The Professor, increasingly embarrassed quickly, hits the remote again so as not to give away this embarrassing detail.

Prof: So they’ve moved to analyzing the hair removal rituals of their male counterparts. I can’t believe she thinks I look like a kid. Granted, the beard did age me a tiny bit but she told me that she loved my whole face. Ok. (refers to notes) So far we’ve seen that it generally goes from colors to fashion to target to hair removal to mens’ hair removal to this last part all before ordering lunch.

He hits the remote again and the girls come back to life.

Liz: What are you going to order?

Ann: I’m so hungry. Maybe the pasta.

Liz: That sounds good but I’m trying to avoid white flour.

Ann: Did you watch the biggest loser last night?

He hits the remote again and the girls pause.

Prof: For the record she does watch that show. Actually, she fast forwards to the end and then cries for half an hour. I just don’t get it.

The Professor presses the remote.

Liz: Here’s my question, why must guys always watch sports?

Ann: I don’t know, why?

Liz: No, I’m really asking. I mean even when we find something to watch together, he always has to hold the remote and at every commercial, he switches back to espn.

Ann: That is weird. Maybe he’s a little OCD.

Liz: Don’t I look capable of operating a remote?

Professor hits the remote again and the girls freeze. He is flustered and trying hard to compose himself.

Prof: I AM NOT! That’s what remotes are for, ease of use when changing channels. And there is nothing wrong with sports. It’s healthy competition. It’s survival of the fittest. It’s what separates us from the animals. And while we’re at it, why is a female’s refrigerator filled with low fat diet food? Tofu, yogurt, non-fat mayonnaise… What is the point of living longer if you are forced to live on soybean substitutes and diet coke? (remembering his notes) At this point in my research, I’m not even sure that men and women can co-exist peacefully for more than a few hours at a time. And, perhaps, the richest source of data…

He presses the remote.

Ann: So, why are you still with him?

Liz: Oh, I don’t know… He did the funniest thing the other day.

Ann: What’s that?

Liz: He moved my car for me after we unloaded the groceries. We were out of yogurt. Anyway, he came in with this really concerned look on his face and said… Muffin.
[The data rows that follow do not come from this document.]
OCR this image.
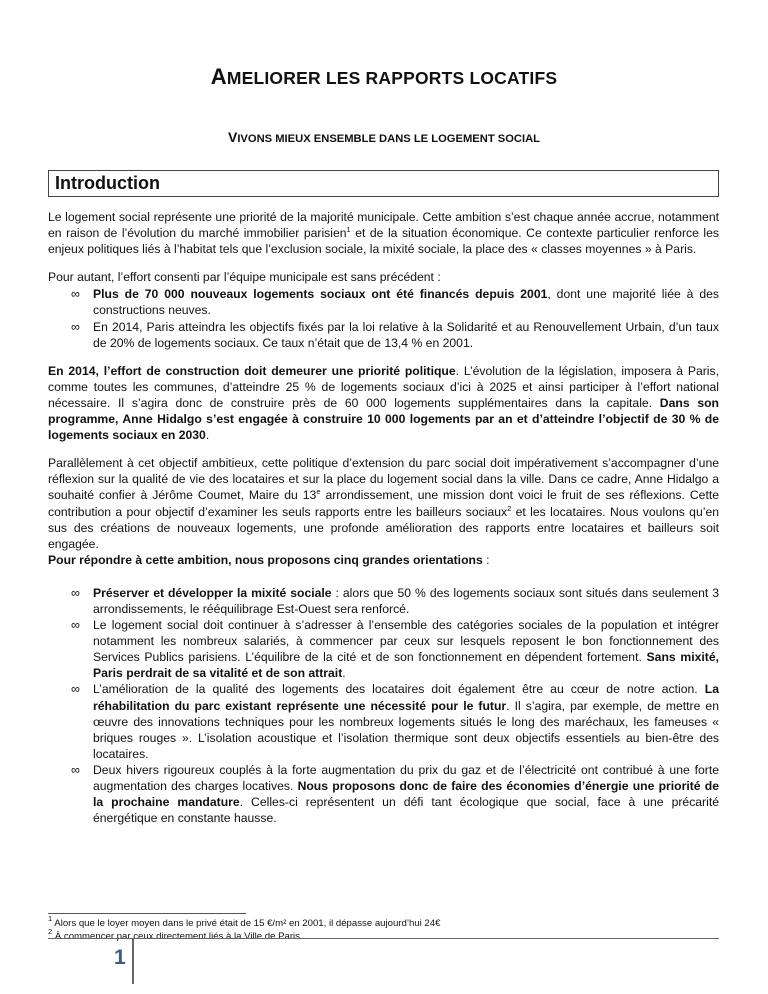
AMELIORER LES RAPPORTS LOCATIFS
VIVONS MIEUX ENSEMBLE DANS LE LOGEMENT SOCIAL
Introduction

Le logement social représente une priorité de la majorité municipale. Cette ambition s’est chaque année accrue, notamment en raison de l’évolution du marché immobilier parisien$^1$ et de la situation économique. Ce contexte particulier renforce les enjeux politiques liés à l’habitat tels que l’exclusion sociale, la mixité sociale, la place des « classes moyennes » à Paris.

Pour autant, l’effort consenti par l’équipe municipale est sans précédent :

∞ Plus de 70 000 nouveaux logements sociaux ont été financés depuis 2001, dont une majorité liée à des constructions neuves.
∞ En 2014, Paris atteindra les objectifs fixés par la loi relative à la Solidarité et au Renouvellement Urbain, d’un taux de 20% de logements sociaux. Ce taux n’était que de 13,4 % en 2001.

En 2014, l’effort de construction doit demeurer une priorité politique. L’évolution de la législation, imposera à Paris, comme toutes les communes, d’atteindre 25 % de logements sociaux d’ici à 2025 et ainsi participer à l’effort national nécessaire. Il s’agira donc de construire près de 60 000 logements supplémentaires dans la capitale. Dans son programme, Anne Hidalgo s’est engagée à construire 10 000 logements par an et d’atteindre l’objectif de 30 % de logements sociaux en 2030.

Parallèlement à cet objectif ambitieux, cette politique d’extension du parc social doit impérativement s’accompagner d’une réflexion sur la qualité de vie des locataires et sur la place du logement social dans la ville. Dans ce cadre, Anne Hidalgo a souhaité confier à Jérôme Coumet, Maire du 13e arrondissement, une mission dont voici le fruit de ses réflexions. Cette contribution a pour objectif d’examiner les seuls rapports entre les bailleurs sociaux$^2$ et les locataires. Nous voulons qu’en sus des créations de nouveaux logements, une profonde amélioration des rapports entre locataires et bailleurs soit engagée.
Pour répondre à cette ambition, nous proposons cinq grandes orientations :

∞ Préserver et développer la mixité sociale : alors que 50 % des logements sociaux sont situés dans seulement 3 arrondissements, le rééquilibrage Est-Ouest sera renforcé.
∞ Le logement social doit continuer à s’adresser à l’ensemble des catégories sociales de la population et intégrer notamment les nombreux salariés, à commencer par ceux sur lesquels reposent le bon fonctionnement des Services Publics parisiens. L’équilibre de la cité et de son fonctionnement en dépendent fortement. Sans mixité, Paris perdrait de sa vitalité et de son attrait.
∞ L’amélioration de la qualité des logements des locataires doit également être au cœur de notre action. La réhabilitation du parc existant représente une nécessité pour le futur. Il s’agira, par exemple, de mettre en œuvre des innovations techniques pour les nombreux logements situés le long des maréchaux, les fameuses « briques rouges ». L’isolation acoustique et l’isolation thermique sont deux objectifs essentiels au bien-être des locataires.
∞ Deux hivers rigoureux couplés à la forte augmentation du prix du gaz et de l’électricité ont contribué à une forte augmentation des charges locatives. Nous proposons donc de faire des économies d’énergie une priorité de la prochaine mandature. Celles-ci représentent un défi tant écologique que social, face à une précarité énergétique en constante hausse.
$^1$ Alors que le loyer moyen dans le privé était de 15 €/m² en 2001, il dépasse aujourd’hui 24€
$^2$ À commencer par ceux directement liés à la Ville de Paris
1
Ann: He calls you, Muffin?

Liz: Only when no one’s around. He said, “Muffin, how long has the check engine light been on in your car?”

Ann: Well, that’s romantic.

Liz: It gets better. He proceeded to explain that when the oil light comes on you must stop the car immediately …

The Professor composes himself enough to hit the remote, pausing them mid thought.

Prof: You would think this sort of thing would be common knowledge! If you take care of your car, it’ll take care of you. And do you know what she said to me? “That’s what you’re here for!” Like I’m her personal auto-mechanic. In conclusion, while our findings aren’t complete, I’m fairly confident that ultimately we will discover that female conversations are undecipherable. Period.

He’s made his point and while shuffling his papers, he bumps or drops the remote to the floor. The girls come to life.



Liz: But then, the next day, he gave my car a complete check-up and washed it. It was so sweet of him. He doesn’t know it yet, but Thursday night I’m going to make him Pepperoni Calzones, his favorite, and watch a Mythbusters marathon with him. It’s so cute. He loves explaining the science to me. He’s a really, really smart guy.

Ann: Aww…

Prof stops the projector. He’s had an epiphany.

Prof: (Out loud but to himself) She totally gets me! (Then, realizing the audience is still there.) Perhaps, we will have to re-evaluate our data. I think there may be a few factors I have yet to consider.